Department of Molecular and Systems Biology, Dartmouth College, Hanover, New Hampshire.
Department of Medicine, Baylor College of Medicine, Houston, Texas.
Mol Cancer Res. 2021 Mar;19(3):414-428. doi: 10.1158/1541-7786.MCR-20-0526. Epub 2020 Nov 24.
c-MYC (MYC) is deregulated in more than 50% of all cancers. While MYC amplification is the most common MYC-deregulating event, many other alterations can increase MYC activity. We thus systematically investigated MYC pathway activity across different tumor types. Using a logistic regression framework, we established tumor type-specific, transcriptomic-based MYC activity scores that can accurately capture MYC activity. We show that MYC activity scores reflect a variety of MYC-regulating mechanisms, including MYCL and/or MYCN amplification, MYC promoter methylation, MYC mRNA expression, lncRNA PVT1 expression, MYC mutations, and viral integrations near the MYC locus. Our MYC activity score incorporates all of these mechanisms, resulting in better prognostic predictions compared with MYC amplification status, MYC promoter methylation, and MYC mRNA expression in several cancer types. In addition, we show that tumor proliferation and immune evasion are likely contributors to this reduction in survival. Finally, we developed a MYC activity signature for liquid tumors in which MYC translocation is commonly observed, suggesting that our approach can be applied to different types of genomic alterations. In conclusion, we developed a MYC activity score that captures MYC pathway activity and is clinically relevant. IMPLICATIONS: By using cancer type-specific MYC activity profiles, we were able to assess MYC activity across many more tumor types than previously investigated. The range of different MYC-related alterations captured by our MYC activity score can be used to facilitate the application of future MYC inhibitors and aid physicians to preselect patients for targeted therapy.

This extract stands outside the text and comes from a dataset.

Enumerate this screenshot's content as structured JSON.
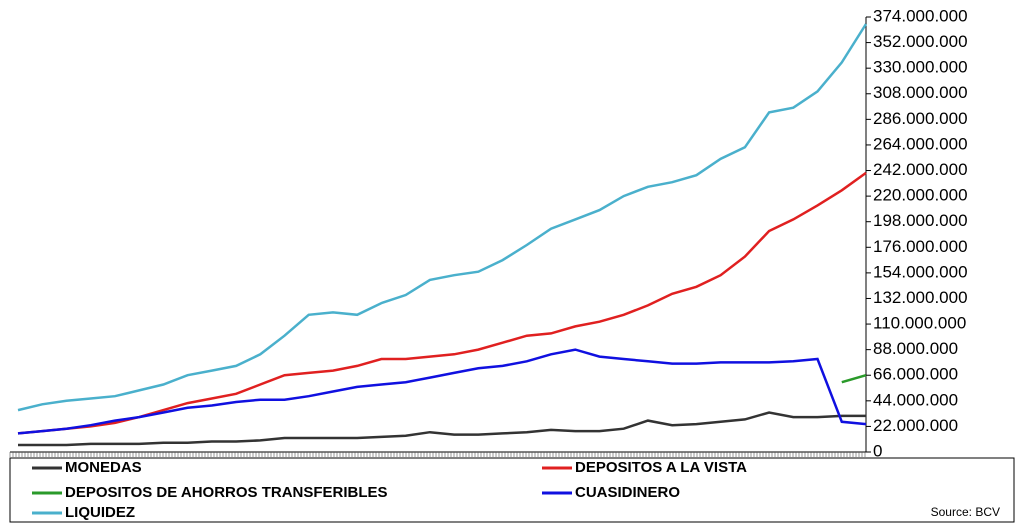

c-MYC(MYC)在超过 50%的所有癌症中失调。虽然 MYC 扩增是最常见的 MYC 失调事件,但许多其他改变也可以增加 MYC 的活性。因此,我们系统地研究了不同肿瘤类型中的 MYC 途径活性。我们使用逻辑回归框架,建立了基于转录组的肿瘤类型特异性 MYC 活性评分,可以准确捕捉 MYC 活性。我们表明,MYC 活性评分反映了多种调节 MYC 的机制,包括 MYCL 和/或 MYCN 扩增、MYC 启动子甲基化、MYC mRNA 表达、lncRNA PVT1 表达、MYC 突变和 MYC 基因座附近的病毒整合。我们的 MYC 活性评分整合了所有这些机制,与几种癌症类型中的 MYC 扩增状态、MYC 启动子甲基化和 MYC mRNA 表达相比,能更好地进行预后预测。此外,我们表明肿瘤增殖和免疫逃避可能是导致这种生存降低的原因。最后,我们开发了一种用于液体肿瘤的 MYC 活性特征,其中经常观察到 MYC 易位,这表明我们的方法可应用于不同类型的基因组改变。总之,我们开发了一种捕捉 MYC 途径活性且具有临床相关性的 MYC 活性评分。意义:通过使用肿瘤类型特异性的 MYC 活性谱,我们能够评估比以前研究更多的肿瘤类型中的 MYC 活性。我们的 MYC 活性评分所捕获的不同 MYC 相关改变的范围可用于促进未来 MYC 抑制剂的应用,并帮助医生为靶向治疗选择合适的患者。